Tuesday, July 7, 2015

A piece of string is a wonderful thing by Judy Hindley illustrated by Margaret Chamberlain

A piece of string is a wonderful thing comes from an excellent non fiction series published by Walker Books called Read and Wonder (the original cover is the one below).  We have quite a few in our library so I was excited to see this one on a book sale recently.  I think the series is now called Read and Discover and luckily many of the titles have been reprinted.

In our library we have :
All Pigs are Beautiful
Apple Green and Runner Bean
Chameleons are cool
I love Guinea Pigs
What is a wall after all?
This bowl of Earth
A ruined House

A piece of string is a wonderful thing is told as a rhyme but, as with all the books from this series, it also includes extra facts in this case about string.

"Let us sing a song about string
what a wonderful thing it is!"

No one really knows the origin of string but like all wonderful human inventions it is sure to have arisen out of necessity such as cave men needing to haul a mammoth or a line for their fishing.  As the cave men huddled in their caves they must have pondered the need for something to hold their trousers up.  "They must have said, 'Oh, a piece of string would be SUCH a fine thing to have around the cave!" You can also read about the Egyptians and their ways of making rope from flax which might then have been used as the first plumb-line and for pulling water from a well.

This book is a joy to read aloud and has lively illustrations by Margaret Chamberlain.  She is the illustrator of The man whose mother was a pirate by Margaret Mahy.
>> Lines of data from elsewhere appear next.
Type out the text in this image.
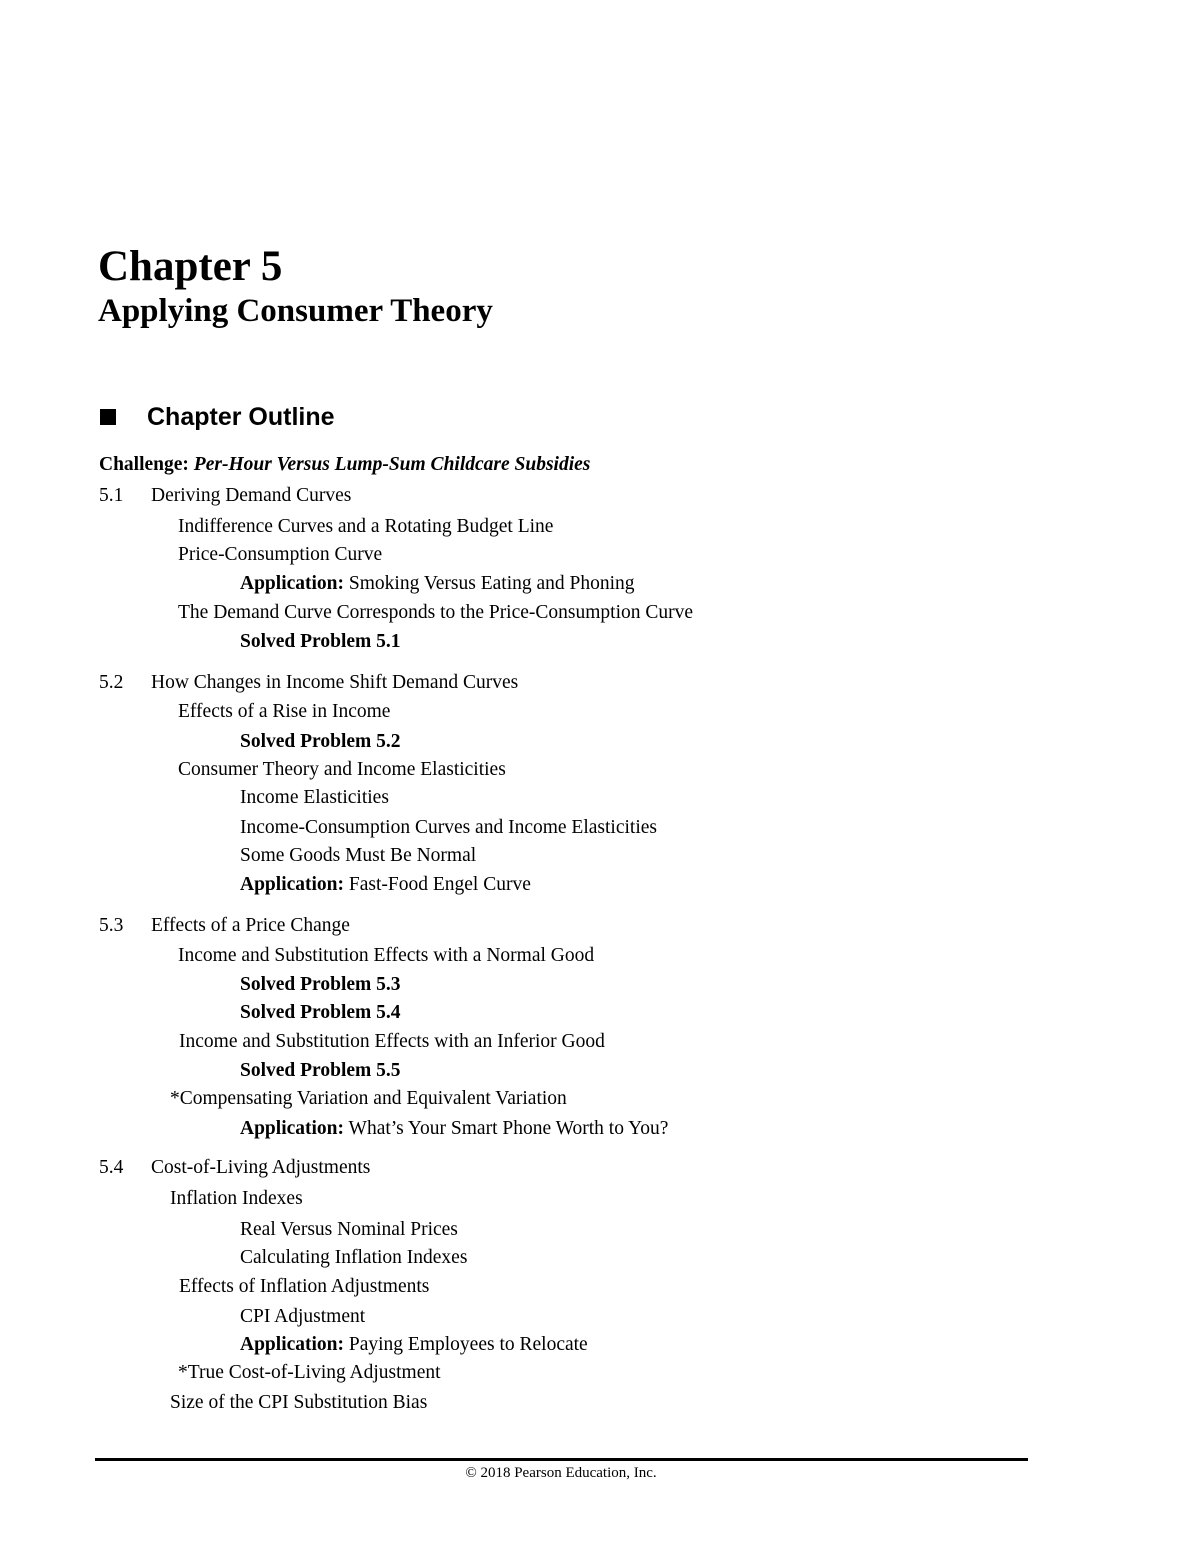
Chapter 5
Applying Consumer Theory
Chapter Outline
Challenge: Per-Hour Versus Lump-Sum Childcare Subsidies
5.1 Deriving Demand Curves
Indifference Curves and a Rotating Budget Line
Price-Consumption Curve
Application: Smoking Versus Eating and Phoning
The Demand Curve Corresponds to the Price-Consumption Curve
Solved Problem 5.1
5.2 How Changes in Income Shift Demand Curves
Effects of a Rise in Income
Solved Problem 5.2
Consumer Theory and Income Elasticities
Income Elasticities
Income-Consumption Curves and Income Elasticities
Some Goods Must Be Normal
Application: Fast-Food Engel Curve
5.3 Effects of a Price Change
Income and Substitution Effects with a Normal Good
Solved Problem 5.3
Solved Problem 5.4
Income and Substitution Effects with an Inferior Good
Solved Problem 5.5
*Compensating Variation and Equivalent Variation
Application: What’s Your Smart Phone Worth to You?
5.4 Cost-of-Living Adjustments
Inflation Indexes
Real Versus Nominal Prices
Calculating Inflation Indexes
Effects of Inflation Adjustments
CPI Adjustment
Application: Paying Employees to Relocate
*True Cost-of-Living Adjustment
Size of the CPI Substitution Bias
© 2018 Pearson Education, Inc.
There is so much to talk about with this book and it certainly would lead to some fun string projects. You might also like to look for these books about string.  The end papers show ancient and modern uses of string - so many ideas to explore.  Here are some further ideas.

When I think about rope I think of this quote I like to use with my senior students when we begin our discussions about Multiculturalism.  This comes from an old book in our library called Australopedia which was published in 1988.

"Like the strands of a rope, which woven together make a whole that is stronger than its parts, the different kinds of people in Australia make a country which has more variety, energy, imagination and strength because of all the backgrounds and ideas which are combined together as the Australia people."